Good luck, and please spread the word around so that we can have a good size group again!


----------



## taxidermist (Sep 11, 2007)

Dang! This is the year I was going to get ALL the picks correct. To bad I've been out fishing, trapping, hunting, and having a great time in the snow and not watching the TV and ncaa B-Ball.:sad:


----------



## nocturnalenemy (Jun 26, 2011)

I'm in!


----------



## johnrr65 (Nov 7, 2019)

taxidermist said:


> Dang! This is the year I was going to get ALL the picks correct. To bad I've been out fishing, trapping, hunting, and having a great time in the snow and not watching the TV and ncaa B-Ball.:sad:


+1


----------



## Dunkem (May 8, 2012)

I can't do any worse than previous years.


----------



## Vanilla (Dec 11, 2009)

I’m guessing we won’t get the chance to make picks this year.


----------



## Critter (Mar 20, 2010)

Last that I heard is that the tournament is still on but no fans are allowed. 

But after the NBA just postponed the rest of their season all bets are off

Sent from my SM-J737V using Tapatalk


----------



## Vanilla (Dec 11, 2009)

Critter said:


> But after the NBA just postponed the rest of their season all bets are off
> 
> Sent from my SM-J737V using Tapatalk


^ that

Who wants to be the one to say, "No biggie, we're forging ahead." ??? Nobody in this day and age.


----------



## Critter (Mar 20, 2010)

The tournament has been canceled along with all the other NCAA tournaments for the rest of the sports.


----------



## Vanilla (Dec 11, 2009)

*Does that mean I won?!?!?!?!?!?!? *


----------



## middlefork (Nov 2, 2008)

I wonder if they were thinking about dubbing the crowd noise?

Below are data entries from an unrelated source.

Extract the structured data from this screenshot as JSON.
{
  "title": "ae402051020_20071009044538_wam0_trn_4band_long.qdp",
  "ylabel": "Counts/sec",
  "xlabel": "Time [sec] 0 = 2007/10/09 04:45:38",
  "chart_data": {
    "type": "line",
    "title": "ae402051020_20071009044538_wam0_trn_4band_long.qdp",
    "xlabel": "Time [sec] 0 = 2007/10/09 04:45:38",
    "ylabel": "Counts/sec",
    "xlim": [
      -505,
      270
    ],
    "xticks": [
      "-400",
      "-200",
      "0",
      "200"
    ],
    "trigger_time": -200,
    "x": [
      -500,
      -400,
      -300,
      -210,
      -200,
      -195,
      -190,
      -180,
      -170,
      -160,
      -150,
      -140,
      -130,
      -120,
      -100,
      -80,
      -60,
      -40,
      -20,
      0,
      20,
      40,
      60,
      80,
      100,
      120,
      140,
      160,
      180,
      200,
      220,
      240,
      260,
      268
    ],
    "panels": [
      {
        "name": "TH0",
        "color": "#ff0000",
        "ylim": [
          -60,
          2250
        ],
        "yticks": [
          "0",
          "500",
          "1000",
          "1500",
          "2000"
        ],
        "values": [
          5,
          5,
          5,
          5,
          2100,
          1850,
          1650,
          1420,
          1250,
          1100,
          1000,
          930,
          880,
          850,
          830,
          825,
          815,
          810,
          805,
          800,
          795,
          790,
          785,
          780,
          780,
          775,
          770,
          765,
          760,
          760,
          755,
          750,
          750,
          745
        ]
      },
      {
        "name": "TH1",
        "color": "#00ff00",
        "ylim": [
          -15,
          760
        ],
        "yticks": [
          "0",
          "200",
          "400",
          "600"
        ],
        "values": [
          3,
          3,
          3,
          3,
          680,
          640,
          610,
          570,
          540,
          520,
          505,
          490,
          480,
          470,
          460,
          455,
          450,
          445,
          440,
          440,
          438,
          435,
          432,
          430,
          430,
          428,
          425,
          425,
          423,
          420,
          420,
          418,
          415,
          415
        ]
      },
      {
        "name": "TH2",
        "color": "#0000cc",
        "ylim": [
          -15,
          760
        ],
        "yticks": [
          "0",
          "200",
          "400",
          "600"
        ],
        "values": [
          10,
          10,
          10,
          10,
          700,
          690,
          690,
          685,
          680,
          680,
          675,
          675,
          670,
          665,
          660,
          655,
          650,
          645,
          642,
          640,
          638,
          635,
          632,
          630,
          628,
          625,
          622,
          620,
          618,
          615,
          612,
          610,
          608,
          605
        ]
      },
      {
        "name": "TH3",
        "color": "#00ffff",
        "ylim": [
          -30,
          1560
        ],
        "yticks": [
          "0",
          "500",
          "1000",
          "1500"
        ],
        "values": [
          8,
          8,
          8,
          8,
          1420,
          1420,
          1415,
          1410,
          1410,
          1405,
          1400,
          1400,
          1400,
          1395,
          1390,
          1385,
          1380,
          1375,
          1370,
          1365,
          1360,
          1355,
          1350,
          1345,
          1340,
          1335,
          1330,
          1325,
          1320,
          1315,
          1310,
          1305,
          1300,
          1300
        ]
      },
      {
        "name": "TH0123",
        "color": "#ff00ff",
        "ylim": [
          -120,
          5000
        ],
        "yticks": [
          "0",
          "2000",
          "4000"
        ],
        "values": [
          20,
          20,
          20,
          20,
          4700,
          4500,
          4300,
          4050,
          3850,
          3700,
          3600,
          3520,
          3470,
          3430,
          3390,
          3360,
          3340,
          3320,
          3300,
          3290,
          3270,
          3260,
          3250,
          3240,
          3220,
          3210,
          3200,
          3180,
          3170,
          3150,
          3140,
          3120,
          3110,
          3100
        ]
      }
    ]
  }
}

Nilla, can you say re-runs for the next 18 months? Yep you won. Skip right past those BYU games.:grin:


----------



## Vanilla (Dec 11, 2009)

Another year comes, and another year goes...with BYU not advancing beyond the first round of the NCAA tournament!


----------



## Critter (Mar 20, 2010)

Heck, there wasn't a team that got pass the first round this year.

They all lost.

Just think about how much money was lost by all the teams that would of been in the tournament. Then there is the NBA, NHL, and others. I wonder what the pro players contracts say about a season that was canceled due to something like this?

Sent from my SM-J737V using Tapatalk


----------



## Vanilla (Dec 11, 2009)

The cost to local economies this month in the loss of only sports generated revenue will be measured in the tens of billions.


----------



## taxidermist (Sep 11, 2007)

I feel sorry for the folks that work at the venues and not having any income for who knows how long. 


Look at the mad hysteria taking place at the grocery stores. What's going to happen to the folks that need food assistance if a food shortage occurs? I could go on and on but I wont. I just prey that common sense will soon become present in the minds of folks.


----------



## CPAjeff (Dec 20, 2014)

I’m gonna miss the 2020 edition of “One Shining Moment.”


----------